Anyway, Millie says she was pretty stuck on herself. She had long, pretty legs, she says, and nicely shaped -- but not really big -- bosoms. She was even vain about the color of her nipples. They were a pale rosy beige, she says. She describes them as if she were remembering her first puppy or something. Anyway, Millie lovingly described her eighteen-year-old body and how proud she was of it. "Mr. Fulton loved my body," Millie remembers. She always called him Mr. Fulton when she talked about him. I don't think she ever called him by his first name.

So Millie and Mr. Fulton found enough in common with their mutual admiration for Millie's body that they carried on for upwards of seven months as Millie remembers it -- and then she moved on. I was relieved to hear that she found heterosexual sex more satisfying than all-female slumber-party cunnilingus. I wasn't ready for our friendship to take any turns, if you know what I mean.

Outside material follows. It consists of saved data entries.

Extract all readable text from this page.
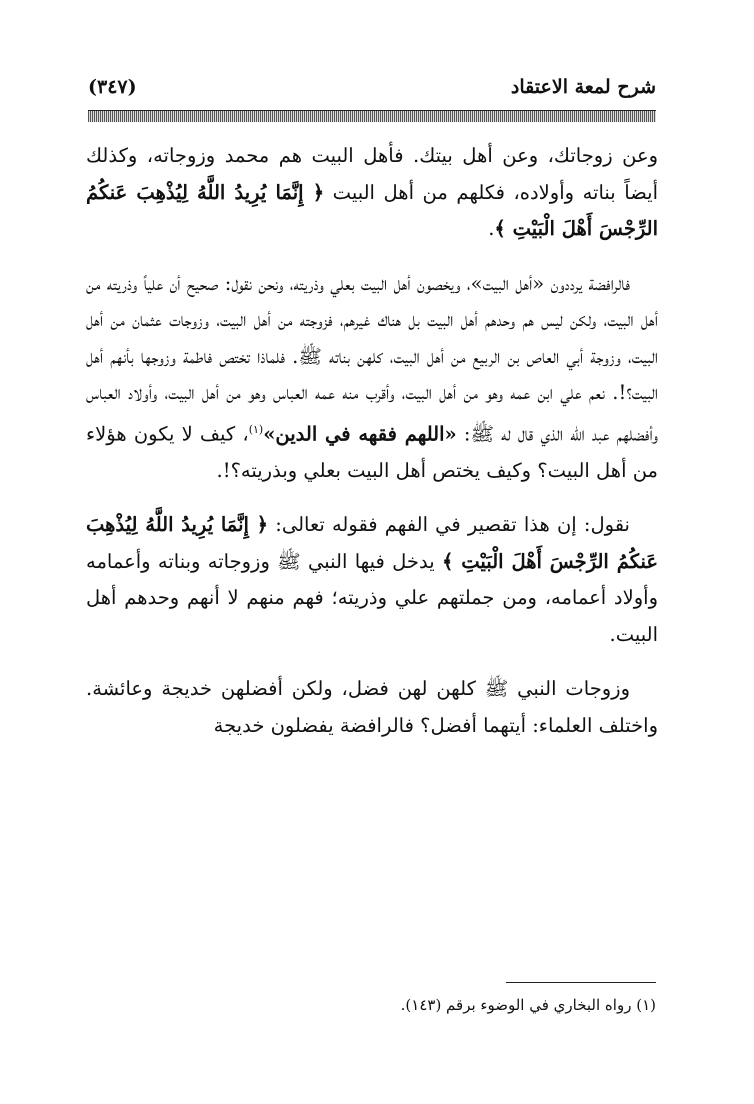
شرح لمعة الاعتقاد
(٣٤٧)

وعن زوجاتك، وعن أهل بيتك. فأهل البيت هم محمد وزوجاته، وكذلك أيضاً بناته وأولاده، فكلهم من أهل البيت ﴿ إِنَّمَا يُرِيدُ اللَّهُ لِيُذْهِبَ عَنكُمُ الرِّجْسَ أَهْلَ الْبَيْتِ ﴾.

فالرافضة يرددون «أهل البيت»، ويخصون أهل البيت بعلي وذريته، ونحن نقول: صحيح أن علياً وذريته من أهل البيت، ولكن ليس هم وحدهم أهل البيت بل هناك غيرهم، فزوجته من أهل البيت، وزوجات عثمان من أهل البيت، وزوجة أبي العاص بن الربيع من أهل البيت، كلهن بناته ﷺ. فلماذا تختص فاطمة وزوجها بأنهم أهل البيت؟!. نعم علي ابن عمه وهو من أهل البيت، وأقرب منه عمه العباس وهو من أهل البيت، وأولاد العباس وأفضلهم عبد الله الذي قال له ﷺ: «اللهم فقهه في الدين»$^{(١)}$، كيف لا يكون هؤلاء من أهل البيت؟ وكيف يختص أهل البيت بعلي وبذريته؟!.

نقول: إن هذا تقصير في الفهم فقوله تعالى: ﴿ إِنَّمَا يُرِيدُ اللَّهُ لِيُذْهِبَ عَنكُمُ الرِّجْسَ أَهْلَ الْبَيْتِ ﴾ يدخل فيها النبي ﷺ وزوجاته وبناته وأعمامه وأولاد أعمامه، ومن جملتهم علي وذريته؛ فهم منهم لا أنهم وحدهم أهل البيت.

وزوجات النبي ﷺ كلهن لهن فضل، ولكن أفضلهن خديجة وعائشة. واختلف العلماء: أيتهما أفضل؟ فالرافضة يفضلون خديجة

(١) رواه البخاري في الوضوء برقم (١٤٣).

What happened to Millie is a little like what happened to Zack, I guess. She discovered hot, young bodies and the joy of variety. Mind you, I'm not saying I approve of a lot of sexual partners. I think there's more to be said against it than for it -- at least for women. But for Millie, who was in love with her own body and what it could do for her, it seemed just right at the time. So poor Willie Fulton, who had been seduced as much by his fear of ageing as by Millie's awakening power of her sexuality, went back to being the face behind the counter at the pharmacy, the vice president of the Rotary, and Podunk's Father of the Year for 1956 -- or some such distant year. His wife was probably happier after that. He bought a marriage manual, and he and Imogene went through it, picture by picture, trying out a few new things. And he pretended that he'd learned that special trick she liked so much from the book and not from Millie, who had learned it at a slumber party. At least that's the way I like to think it turned out.